<![CDATA[Making coffee with an automated drip machine is usually regarded negatively among the coffee snob community. However, that doesn’t mean you should toss out your machine and do penance for having ever owned one.
If you still aren’t ready to part with your machine or you just defiantly want to prove that it can still make a decent cup of coffee, follow these tips to learn how to make coffee with a drip coffee maker that doesn’t taste like bitter mud.
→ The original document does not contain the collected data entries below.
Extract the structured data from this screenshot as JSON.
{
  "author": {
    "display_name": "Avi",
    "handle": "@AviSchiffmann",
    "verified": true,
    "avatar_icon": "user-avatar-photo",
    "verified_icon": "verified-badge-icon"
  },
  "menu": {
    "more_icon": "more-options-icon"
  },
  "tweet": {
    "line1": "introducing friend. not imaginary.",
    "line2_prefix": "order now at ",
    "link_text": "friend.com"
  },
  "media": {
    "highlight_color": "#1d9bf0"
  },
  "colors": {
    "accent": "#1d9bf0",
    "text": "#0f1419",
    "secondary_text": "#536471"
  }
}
Making these adjustments will help you realize how much better coffee can taste and you won’t need all that sugar and milk to cover the poor taste. Once that happens, you’ll soon find yourself browsing through pour over coffee makers and French presses to achieve the perfect cup of coffee.
#1 Clean it regularly
Cleaning is the most important thing you can do to your machine to improve the flavor of your brew. A dirty machine and dirty pot will lead to bad coffee because old brews have left their coffee oils behind and those oils have gone rancid.
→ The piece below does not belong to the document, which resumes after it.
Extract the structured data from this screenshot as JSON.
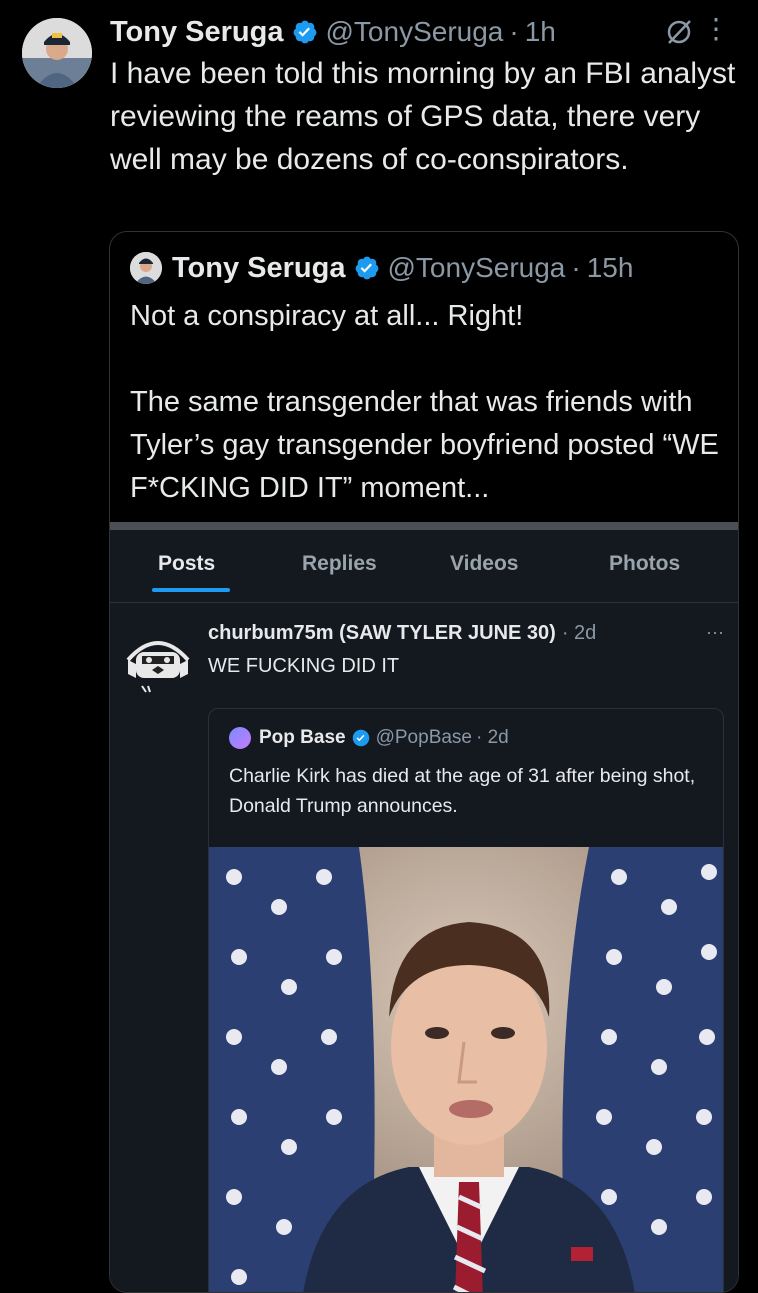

Additionally, water starts to leave behind mineral build up that effects flavor and clogs up the brewing process. Do a thorough clean every 4-6 weeks by running vinegar through the machine twice and scrubbing out the different areas with baking soda and warm water.
Before each use, you want to at least clean out the part where the grounds go and the pot with warm soapy water(or baking soda)to remove rancid oils.
#2 Use good, whole beans
Pre-ground beans are bad. Really bad. They lose most of their flavor and aroma within 15 minutes of being ground so what you have is, essentially, a bag of caffeinated dirt. Since a machine already decreases the flavor, you need to use high quality beans that are freshly ground within a minute or so of being used in order to get any good flavor at all.
Don’t freeze your beans unless you don’t plan to use them for a long time. Instead, keep beans stored in a cool, dark, dry place.
#3 Do a “dry run” first
Well, technically it’s a pretty wet run. But what we mean is run just water through your machine once before you actually brew the coffee. These machines take a while to heat up to a good temperature, so a warmed up machine will produce a better brew than a cold one.
#4 Use the right grind
The grind is essential to the brew. You can’t control everything in your machine but you can at least control the texture of your grind. For a flat bottom filter or a plastic permanent filter, use a medium grind (about sand texture). For a cone shaped filter, go for a finer grind (slightly finer than granulated sugar).
With these tips, you will get a much better cup of coffee out of your machine. It won’t rival a pour over cup, but it will be much better than what you were drinking before.